Contrariamente a questa opinione, in ogni Stato americano vi è almeno una università pubblica, con costi per gli studenti analoghi a quelli delle università europee, aperta indifferentemente ai cittadini dello Stato e a studenti non residenti, sebbene con alcune differenze di costi. In base al merito tuttavia gli studenti migliori sono esonerati dalle tasse. Le università private hanno costi superiori a quelle pubbliche, ma esiste per gli studenti più meritevoli la possibilità di ricorrere a prestiti d’onore a interessi molti bassi. A conferma che l’opinione diffusa in Europa secondo cui negli Stati Uniti solo le classi benestanti avrebbero accesso all’istruzione superiore è priva di fondamento. È del tutto comune infatti che figli di emigranti si laureino nelle università più prestigiose, a differenza di quanto accade invece in Europa e in particolare in Italia.

Ogni università stabilisce i propri standard per l’ammissione degli studenti. Le migliori hanno ovviamente gli standard più alti, ma a nessun cittadino è negata l’opportunità di poter accedere a una valida istruzione universitaria. Nelle università migliori e nella grande maggioranza di quelle statali la ricerca occupa un grande spazio accanto all’insegnamento. La ricerca viene finanziata per la maggior parte con contributi dei dipartimenti del governo federale sulla base dell’attività scientifica programmata, e in parte minore dagli Stati e dai privati. Un passaggio importante di questo processo è la verifica sull’utilizzo dei fondi. Il governo federale rende disponibili i fondi per le università e i centri di ricerca in base alla loro attività scientifica. Produrre innovazione e conoscenza è il presupposto vincolante per ottenere i finanziamenti governativi, a differenza di quanto accade in Europa e in Italia.

L’indipendenza da ogni orientamento governativo e l’autonomia di gestione delle università americane costituiscono un altro tratto fondamentale che le distingue da quelle europee. È sufficiente analizzare la produzione scientifica delle università americane ed europee per rendersi conto del divario che le separa e della superiorità del sistema statunitense. Inoltre, poiché in America è diffusa la convinzione che la ricerca sia fondamentale per il progresso e per l’economia del paese, il governo federale, i singoli Stati, i privati e l’industria investono risorse consistenti nella ricerca di base e applicata. Le differenze tra Europa e Stati Uniti, tuttavia, non sono solo strutturali. L’Italia investe solo lo 0,6-0,8% del prodotto interno lordo in ricerca, gli Stati Uniti più del 3%. Considerando la scarsità di risorse di cui possono disporre i ricercatori italiani i loro risultati sono sorprendenti, ma la differenza rispetto ai ricercatori francesi e tedeschi che dispongono di risorse tre-quattro volte superiori, è comunque notevole.

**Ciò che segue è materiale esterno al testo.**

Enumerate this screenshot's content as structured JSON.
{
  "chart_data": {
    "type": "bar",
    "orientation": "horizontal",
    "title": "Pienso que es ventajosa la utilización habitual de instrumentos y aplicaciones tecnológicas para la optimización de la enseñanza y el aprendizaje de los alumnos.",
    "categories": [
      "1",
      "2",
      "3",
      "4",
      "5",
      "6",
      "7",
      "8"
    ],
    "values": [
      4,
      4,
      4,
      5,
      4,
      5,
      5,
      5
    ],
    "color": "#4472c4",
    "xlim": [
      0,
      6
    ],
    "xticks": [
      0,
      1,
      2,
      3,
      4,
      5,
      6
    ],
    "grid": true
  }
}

Nelle università italiane la mancanza di una impostazione che privilegi la ricerca e l’assenza di un legame diretto tra entità dei finanziamenti e risultati scientifici rende il sistema universitario inadatto a fornire ai giovani la preparazione necessaria per competere in una economia globale basata sulla conoscenza, con evidenti conseguenze negative sull’economia del paese. La qualità della sanità – e non è che un esempio – dipende non solo dalla sua organizzazione, ma anche dalla preparazione del personale sia medico che assistenziale, le cui carenze nella hanno ricadute negative dirette sui servizi forniti ai cittadini.

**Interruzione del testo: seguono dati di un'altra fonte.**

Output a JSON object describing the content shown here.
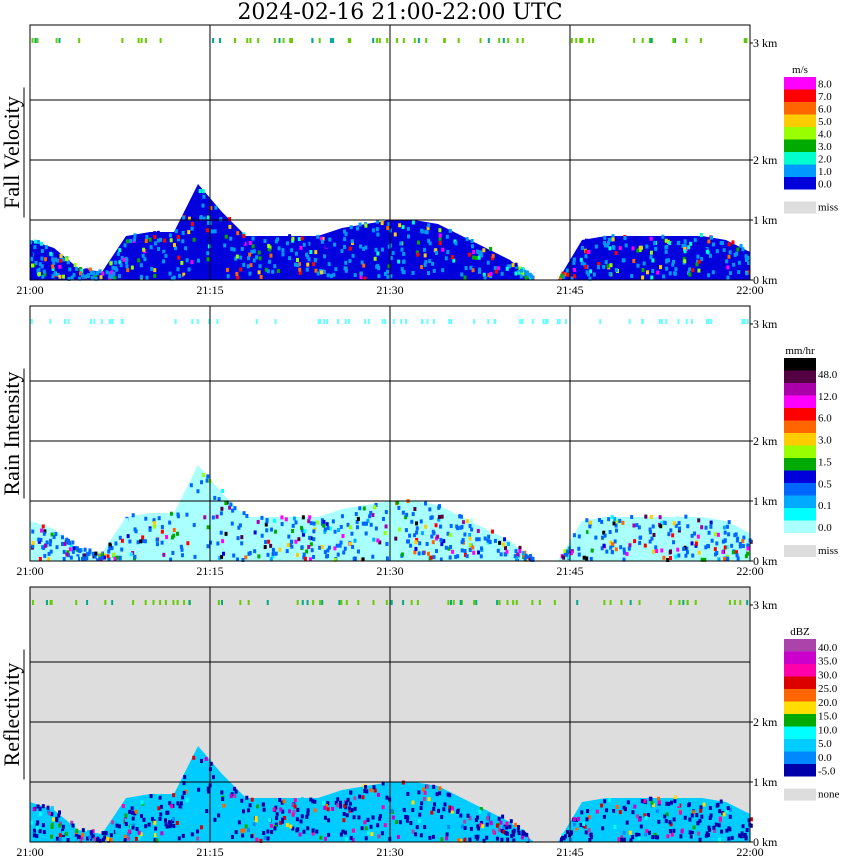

Anche nel campo medico e assistenziale il monopolio di fatto dello Stato è causa di un livello di efficienza molto basso, di scarsa qualità, di costi ingiustificati e di ritardi. L’unico ambito aperto alla concorrenza resta quello circoscritto alle cliniche private. Negli Stati Uniti esiste al contrario una forma di competizione assolutamente trasparente tra ospedali pubblici e privati che contribuisce alla ottima funzionalità del sistema sanitario americano. È dunque essenziale che l’Italia provveda a riformare il sistema universitario e della ricerca, promuovendo la qualità e stimolando la competizione tra strutture pubbliche e private.